Many patients who are not necessarily high risk will present to their physicians with anxiety about developing lung cancer. "These people have reasons for their concerns; turning them away because they do not meet the criteria does not provide them the reassurance they seek," the editorialists wrote. An educated discussion usually eases the patient’s fear, but "this requires specialized knowledge and time. It is easier to give in and screen an anxious patient who does not meet the criteria."
As noted by the USPSTF, the potential harms of LDCT screening include false-negative and false-positive results, including the potential for incidental findings, overdiagnosis, and radiation exposure. "In a high-quality screening program, further imaging can resolve most false-positive results; however, some patients may require invasive procedures," the recommendations state.
Dr. Detterbeck and Dr. Unger wrote that effective screening hinges on reaching high-risk individuals, yet this is the population least likely to seek screening despite recognizing they are at risk. Further, chest CT is not a simple way to provide reassurance to anxious, lower-risk individuals. It is questionable whether primary care physicians will have the time and skill to advise patients on lung cancer screening and whether the "health care system is willing to support what the USPSTF is recommending."
Dr. Peter B. Bach, director of the Center for Health Policy and Outcomes at Sloan-Kettering Cancer Center in New York, authored a second editorial that accompanied the recommendations.
In an interview, he noted that issues of cost and counseling "matter a lot now that the Affordable Care Act links these recommendations to mandatory insurance benefits, which will then lead to automatic increases in health insurance premiums," according to Dr. Bach.
What is needed, he said, is more granular level of recommendations with more clinical utility.
"The expected degree of net benefit or level of certainty about the evidence is rarely uniform, even for selected populations," he wrote in his editorial.
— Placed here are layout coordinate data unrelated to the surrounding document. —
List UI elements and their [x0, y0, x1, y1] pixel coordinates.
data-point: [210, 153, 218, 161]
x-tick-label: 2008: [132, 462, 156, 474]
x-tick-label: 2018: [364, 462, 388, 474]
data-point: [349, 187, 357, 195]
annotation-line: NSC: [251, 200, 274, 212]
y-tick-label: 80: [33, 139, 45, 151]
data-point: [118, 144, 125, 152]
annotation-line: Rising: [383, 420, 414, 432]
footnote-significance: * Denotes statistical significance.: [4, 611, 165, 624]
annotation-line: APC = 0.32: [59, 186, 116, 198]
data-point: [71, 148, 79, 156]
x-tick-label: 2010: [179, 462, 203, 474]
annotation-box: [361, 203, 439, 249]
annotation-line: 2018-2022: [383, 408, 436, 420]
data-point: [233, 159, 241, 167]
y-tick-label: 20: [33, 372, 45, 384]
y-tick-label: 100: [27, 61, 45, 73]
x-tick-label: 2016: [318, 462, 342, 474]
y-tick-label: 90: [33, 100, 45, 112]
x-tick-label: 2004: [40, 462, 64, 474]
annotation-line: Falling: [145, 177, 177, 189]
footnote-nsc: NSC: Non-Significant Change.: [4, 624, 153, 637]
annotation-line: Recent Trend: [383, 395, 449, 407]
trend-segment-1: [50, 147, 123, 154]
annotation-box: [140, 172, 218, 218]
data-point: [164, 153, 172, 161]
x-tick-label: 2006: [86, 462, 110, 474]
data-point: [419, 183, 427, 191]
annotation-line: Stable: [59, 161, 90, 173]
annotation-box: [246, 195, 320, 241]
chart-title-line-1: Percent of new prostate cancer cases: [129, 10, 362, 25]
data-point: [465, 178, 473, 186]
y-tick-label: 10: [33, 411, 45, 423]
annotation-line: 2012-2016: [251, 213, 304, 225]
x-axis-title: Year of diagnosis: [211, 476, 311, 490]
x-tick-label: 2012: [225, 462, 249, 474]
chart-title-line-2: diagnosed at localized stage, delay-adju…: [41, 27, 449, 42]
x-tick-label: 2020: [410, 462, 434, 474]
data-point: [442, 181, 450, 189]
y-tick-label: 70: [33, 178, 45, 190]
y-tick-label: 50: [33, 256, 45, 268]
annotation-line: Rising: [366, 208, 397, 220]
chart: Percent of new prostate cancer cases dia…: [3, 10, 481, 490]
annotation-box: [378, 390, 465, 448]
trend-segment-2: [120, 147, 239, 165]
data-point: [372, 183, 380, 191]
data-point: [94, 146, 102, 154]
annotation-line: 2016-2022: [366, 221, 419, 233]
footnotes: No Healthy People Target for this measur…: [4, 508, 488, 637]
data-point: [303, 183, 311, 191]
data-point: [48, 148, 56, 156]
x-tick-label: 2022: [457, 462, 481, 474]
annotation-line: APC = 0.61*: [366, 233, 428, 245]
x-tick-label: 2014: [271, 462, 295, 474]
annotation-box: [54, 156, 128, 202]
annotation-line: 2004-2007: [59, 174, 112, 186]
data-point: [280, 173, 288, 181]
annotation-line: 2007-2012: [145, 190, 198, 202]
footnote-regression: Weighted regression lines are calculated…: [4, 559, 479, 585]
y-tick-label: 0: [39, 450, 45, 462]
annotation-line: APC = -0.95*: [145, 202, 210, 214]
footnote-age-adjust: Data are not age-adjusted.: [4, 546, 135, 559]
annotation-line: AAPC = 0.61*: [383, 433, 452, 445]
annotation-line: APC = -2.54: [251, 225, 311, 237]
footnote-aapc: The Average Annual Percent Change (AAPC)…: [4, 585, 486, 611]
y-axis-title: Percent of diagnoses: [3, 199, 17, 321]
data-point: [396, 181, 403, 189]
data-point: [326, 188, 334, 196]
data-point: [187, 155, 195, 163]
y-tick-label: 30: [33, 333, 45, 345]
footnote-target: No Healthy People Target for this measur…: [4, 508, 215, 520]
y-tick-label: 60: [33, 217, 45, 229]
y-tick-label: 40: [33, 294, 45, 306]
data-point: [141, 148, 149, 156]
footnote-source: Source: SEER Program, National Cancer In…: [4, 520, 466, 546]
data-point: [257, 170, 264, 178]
There are subgroups in which we have a lot of insight that screening is quite a bit more likely to help than harm, and the findings from the NLST should drive the approach.
Across the quintiles of lung cancer risk studied in the NLST, those considered to have experienced a probable benefit from screening varied from 5,276 in the lowest-risk group to 161 in the highest-risk group. Similarly, when considering the NLST’s benefit-to-harm ratio across the quintiles from lowest to highest, the number of false-positive results per lung cancer–related death prevented varied from 1,648 false-positive results per prevented death to 65, respectively, he said.
Screening protocols for patients in the low-risk group should receive a grade C from the USPSTF, which means the service should be offered selectively only, according to Dr. Bach.
"Screening should not be mandated for insurance coverage in the low-risk population. Neither should doctors and patients be told that it is definitely a good idea for everyone, nor should it become a quality standard for doctors, hospitals, and insurance plans, which are all things that could happen with this "B" recommendation," Dr. Bach said in an interview.
Dr. Bach was the lead author of practice guidelines issued jointly in 2013 by the American College of Chest Physicians and the American Society of Clinical Oncology. Those guidelines, which are based mostly on the NLST, state that individuals aged 55-74 years who have at least a 30 pack-year smoking history should be screened with LDCT. The American Cancer Society has also endorsed lung cancer screening recommendations based on the same protocols as the ACCP and ASCO (CA Cancer J. Clin. 2013;63:107-17).
"I support the task force’s role in the crafting of essential health benefits absolutely," Dr. Bach said. "But I think their power now to create mandates means they should up their game."